Nous entendons par poésie vulgaire ou populaire, cette poésie vraie, qui vit à côté de la poésie littéraire, ou, poésie d'art, ou mieux encore poésie classique, qui donne l'expression concrète des sentiments et traite le grand poème de la vie humaine, dans toutes ses manifestations, sous toutes ses formes.
Cette poésie n'a rien d'artificiel, dans aucune de ses parties, dans aucun récit ; elle est l’œuvre de la nature dans toute sa spontanéité ; elle nous présente un tableau fidèle de la société du temps, avec ses croyances religieuses, ses usages, ses souvenirs et ses sentiments les plus vrais, les plus naïfs.
Reflet de l'âme humaine, expression de ce que l'homme sent, pense et fait, cette poésie est considérée par le peuple, le vulgaire, comme un don de Dieu. Ce langage arythmique, en effet, cet art d'émouvoir, de charmer l'esprit et d'attendrir le cœur, «cette langue qui peint et cette peinture qui parle », cette force, cette puissance de pouvoir communiquer au dehors le souffle qui nous anime, ce ne peut être, aux yeux du vulgaire, que des faveurs, des dons, que seuls les gens que la grâce divine a touchés peuvent avoir. C'est de là, sans doute, que viennent ce profond respect qu'ont témoigné jadis au poète et qu'on témoigne encore aujourd'hui au « cha’ïr », au « cheikh » et la considération et le crédit dont il jouissait autrefois, auprès des princes et des émirs et jouit encore maintenant auprès du public.

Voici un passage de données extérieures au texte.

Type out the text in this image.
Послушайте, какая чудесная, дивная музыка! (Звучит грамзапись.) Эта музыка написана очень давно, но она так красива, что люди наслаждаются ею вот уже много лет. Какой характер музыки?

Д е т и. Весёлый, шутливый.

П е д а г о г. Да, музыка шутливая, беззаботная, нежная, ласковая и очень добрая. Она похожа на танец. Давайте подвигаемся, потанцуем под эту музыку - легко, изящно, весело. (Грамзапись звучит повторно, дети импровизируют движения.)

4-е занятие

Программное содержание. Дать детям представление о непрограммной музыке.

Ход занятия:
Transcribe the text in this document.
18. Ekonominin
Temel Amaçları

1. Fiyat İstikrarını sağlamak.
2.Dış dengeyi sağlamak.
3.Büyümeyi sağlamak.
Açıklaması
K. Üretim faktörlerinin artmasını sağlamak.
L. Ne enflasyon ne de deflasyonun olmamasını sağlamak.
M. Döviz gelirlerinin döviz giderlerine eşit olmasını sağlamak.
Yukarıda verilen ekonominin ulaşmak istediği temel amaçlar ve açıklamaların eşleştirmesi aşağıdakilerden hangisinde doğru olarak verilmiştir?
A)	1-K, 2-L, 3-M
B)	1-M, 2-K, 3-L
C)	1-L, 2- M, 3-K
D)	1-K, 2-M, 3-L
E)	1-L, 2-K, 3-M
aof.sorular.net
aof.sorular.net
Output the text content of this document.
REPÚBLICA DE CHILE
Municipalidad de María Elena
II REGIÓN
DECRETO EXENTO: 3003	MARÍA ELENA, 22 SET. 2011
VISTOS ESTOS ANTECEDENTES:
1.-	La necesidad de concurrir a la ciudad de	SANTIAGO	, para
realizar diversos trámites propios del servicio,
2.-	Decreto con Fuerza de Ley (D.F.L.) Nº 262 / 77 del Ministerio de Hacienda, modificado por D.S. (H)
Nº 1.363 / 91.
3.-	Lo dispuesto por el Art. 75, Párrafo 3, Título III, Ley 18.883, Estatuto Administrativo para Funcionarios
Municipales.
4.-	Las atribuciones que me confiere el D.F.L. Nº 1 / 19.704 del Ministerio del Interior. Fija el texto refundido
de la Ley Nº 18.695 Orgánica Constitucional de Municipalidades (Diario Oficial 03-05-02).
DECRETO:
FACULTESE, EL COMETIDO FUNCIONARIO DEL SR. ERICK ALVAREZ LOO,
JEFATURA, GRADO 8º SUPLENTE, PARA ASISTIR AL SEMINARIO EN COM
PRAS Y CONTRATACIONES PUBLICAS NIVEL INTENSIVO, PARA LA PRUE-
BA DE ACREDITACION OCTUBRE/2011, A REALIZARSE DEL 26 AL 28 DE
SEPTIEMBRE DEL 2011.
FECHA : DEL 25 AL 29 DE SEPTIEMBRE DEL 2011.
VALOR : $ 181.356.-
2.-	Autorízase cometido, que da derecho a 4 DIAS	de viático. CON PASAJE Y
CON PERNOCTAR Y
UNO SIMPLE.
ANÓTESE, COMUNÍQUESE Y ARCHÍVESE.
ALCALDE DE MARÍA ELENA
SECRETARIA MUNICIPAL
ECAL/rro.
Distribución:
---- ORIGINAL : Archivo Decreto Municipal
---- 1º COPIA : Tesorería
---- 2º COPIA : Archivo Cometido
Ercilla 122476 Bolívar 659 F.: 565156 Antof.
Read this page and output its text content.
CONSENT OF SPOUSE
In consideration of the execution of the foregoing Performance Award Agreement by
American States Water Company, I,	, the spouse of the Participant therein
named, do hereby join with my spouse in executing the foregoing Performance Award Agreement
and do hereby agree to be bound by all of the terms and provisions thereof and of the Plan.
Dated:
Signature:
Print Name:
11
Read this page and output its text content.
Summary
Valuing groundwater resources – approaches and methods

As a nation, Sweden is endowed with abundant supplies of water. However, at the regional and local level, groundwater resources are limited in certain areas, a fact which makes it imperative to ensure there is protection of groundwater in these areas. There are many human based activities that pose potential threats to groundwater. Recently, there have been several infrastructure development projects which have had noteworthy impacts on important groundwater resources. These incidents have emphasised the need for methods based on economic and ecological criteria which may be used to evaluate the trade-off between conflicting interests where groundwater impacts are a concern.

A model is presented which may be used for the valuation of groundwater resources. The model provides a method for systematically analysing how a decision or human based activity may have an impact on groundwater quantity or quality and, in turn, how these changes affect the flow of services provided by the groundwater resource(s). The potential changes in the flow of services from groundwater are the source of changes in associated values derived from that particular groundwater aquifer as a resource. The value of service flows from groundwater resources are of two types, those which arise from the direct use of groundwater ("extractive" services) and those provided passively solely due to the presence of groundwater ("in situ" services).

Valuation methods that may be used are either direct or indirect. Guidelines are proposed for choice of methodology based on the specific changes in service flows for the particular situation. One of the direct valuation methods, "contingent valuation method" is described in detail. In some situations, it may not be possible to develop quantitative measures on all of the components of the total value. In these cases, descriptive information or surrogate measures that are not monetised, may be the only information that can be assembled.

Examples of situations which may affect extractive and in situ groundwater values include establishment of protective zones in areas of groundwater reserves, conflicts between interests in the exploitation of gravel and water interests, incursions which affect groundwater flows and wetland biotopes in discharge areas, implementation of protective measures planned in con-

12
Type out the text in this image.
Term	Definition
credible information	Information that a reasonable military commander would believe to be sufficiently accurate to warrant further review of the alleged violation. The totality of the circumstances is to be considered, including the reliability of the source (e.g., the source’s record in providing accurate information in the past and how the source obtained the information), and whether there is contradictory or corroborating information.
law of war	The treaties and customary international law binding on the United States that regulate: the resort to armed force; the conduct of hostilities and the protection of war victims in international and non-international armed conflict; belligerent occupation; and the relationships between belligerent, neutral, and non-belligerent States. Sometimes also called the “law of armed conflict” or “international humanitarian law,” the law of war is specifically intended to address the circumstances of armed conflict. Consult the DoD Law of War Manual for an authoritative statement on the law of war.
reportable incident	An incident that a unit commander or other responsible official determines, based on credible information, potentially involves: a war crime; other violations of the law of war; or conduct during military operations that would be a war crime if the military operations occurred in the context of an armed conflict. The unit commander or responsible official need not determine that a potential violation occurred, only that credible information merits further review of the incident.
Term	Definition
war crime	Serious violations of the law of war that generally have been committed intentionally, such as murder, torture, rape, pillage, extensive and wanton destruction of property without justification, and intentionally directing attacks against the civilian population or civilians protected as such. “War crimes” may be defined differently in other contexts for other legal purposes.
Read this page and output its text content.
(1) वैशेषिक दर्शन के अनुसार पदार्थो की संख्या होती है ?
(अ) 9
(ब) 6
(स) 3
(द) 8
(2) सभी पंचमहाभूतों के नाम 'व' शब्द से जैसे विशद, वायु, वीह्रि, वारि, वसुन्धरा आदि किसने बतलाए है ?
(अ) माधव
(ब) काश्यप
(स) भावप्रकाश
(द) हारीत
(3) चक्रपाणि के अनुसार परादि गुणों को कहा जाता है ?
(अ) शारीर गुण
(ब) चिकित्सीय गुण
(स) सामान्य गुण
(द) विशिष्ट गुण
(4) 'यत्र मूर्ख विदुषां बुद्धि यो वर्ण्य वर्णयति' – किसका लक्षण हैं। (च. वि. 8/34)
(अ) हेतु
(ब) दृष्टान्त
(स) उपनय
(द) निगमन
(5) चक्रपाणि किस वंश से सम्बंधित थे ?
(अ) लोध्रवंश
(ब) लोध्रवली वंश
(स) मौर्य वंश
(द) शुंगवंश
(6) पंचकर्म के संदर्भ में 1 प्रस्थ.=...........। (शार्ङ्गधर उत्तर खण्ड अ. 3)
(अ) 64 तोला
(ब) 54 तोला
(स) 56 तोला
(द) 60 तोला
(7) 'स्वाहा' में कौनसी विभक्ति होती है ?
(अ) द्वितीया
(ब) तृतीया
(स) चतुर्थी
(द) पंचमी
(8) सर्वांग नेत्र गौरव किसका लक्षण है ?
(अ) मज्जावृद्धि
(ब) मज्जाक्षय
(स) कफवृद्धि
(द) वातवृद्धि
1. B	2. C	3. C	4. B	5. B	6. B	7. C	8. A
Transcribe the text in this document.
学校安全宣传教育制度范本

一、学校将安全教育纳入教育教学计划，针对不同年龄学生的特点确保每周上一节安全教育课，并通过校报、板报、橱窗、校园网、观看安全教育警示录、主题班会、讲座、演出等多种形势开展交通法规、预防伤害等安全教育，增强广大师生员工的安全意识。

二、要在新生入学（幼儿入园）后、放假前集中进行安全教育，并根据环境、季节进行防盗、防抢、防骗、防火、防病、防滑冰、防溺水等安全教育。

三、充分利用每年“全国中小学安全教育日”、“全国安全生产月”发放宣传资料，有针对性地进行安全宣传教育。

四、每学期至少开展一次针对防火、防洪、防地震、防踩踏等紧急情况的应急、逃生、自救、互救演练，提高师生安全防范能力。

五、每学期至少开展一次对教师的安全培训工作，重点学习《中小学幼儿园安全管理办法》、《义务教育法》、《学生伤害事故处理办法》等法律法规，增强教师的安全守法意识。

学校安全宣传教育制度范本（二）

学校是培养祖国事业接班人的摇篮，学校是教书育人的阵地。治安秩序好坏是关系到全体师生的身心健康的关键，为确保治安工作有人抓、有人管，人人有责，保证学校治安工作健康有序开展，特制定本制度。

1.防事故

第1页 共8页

A Tlemcen, pépinière de Saints célèbres par leur profonde piété, de savants illustres et de poètes lettrés dont s'honore la littérature arabe et que les anciens rois Zianides mettaient toute leur gloire à encourager, il existe depuis le moyen âge, aussi loin que le souvenir et la tradition peuvent remonter, à nos jours, un grand nombre de poètes vulgaires, témoins les chansons populaires que nous entendons tous les jours dans les rues et les cafés , chansons qui ne meurent point et que les générations répètent les unes après les autres presque sans altération. On se demande quelquefois pourquoi à Tlemcen, plus que partout ailleurs, il y a tant d'esprits qui recèlent en eux-mêmes la faculté poétique. A quoi attribuer ce phénomène ? Est-ce un effet de climat ? Est-ce un don naturel ? Quoiqu'il soit difficile de répondre à de pareilles questions, on peut cependant dire que la faculté poétique, étant généralement considérée comme une inspiration et que l'inspiration elle-même n'étant autre chose que l'imagination et la sensibilité combinées, le brillant épanouissement de la poésie vulgaire de la Perle du Moghreb et l'existence à Tlemcen d'un si grand nombre de poètes s'expliqueraient par les deux facteurs suivants : situation à Tlemcen au point de vue de la géographie et de l'histoire et la simplification des règles de la prosodie et de la versification dans la poésie vulgaire de Tlemcen. On trouve, en effet, dans cette ville, vieille capitale d'Islam, tous les éléments de l'œuvre du poète : monuments anciens, ruines imposantes et muettes, témoins d'un passé glorieux, décors artistiques et délicats des mihrab, des belles mosquées dont les superbes minarets s'élèvent majestueusement dans le ciel, vieux fonds d'usages, de croyances, de mœurs et de coutumes, légendes locales que les Tlemçani se plaisent à raconter, tombeaux de saints, objet de pieuses visites et de profondes méditations, sites ravissants, campagne de verdure et de fleurs, immenses forêts d'oliviers, de cerisiers, d'orangers, d'amandiers, de grenadiers, vastes horizons, admirables cascades, abondance des eaux courantes, sources étincelantes, murmure d'eau et chant de rossignol, en un mot tout ce qui donne à la pensée sa plénitude, tout ce qui exalte l'intelligence, tout ce qui donne à l'imagination une inépuisable fécondité, tout ce qui excite la sensibilité et meut délicieusement le cœur.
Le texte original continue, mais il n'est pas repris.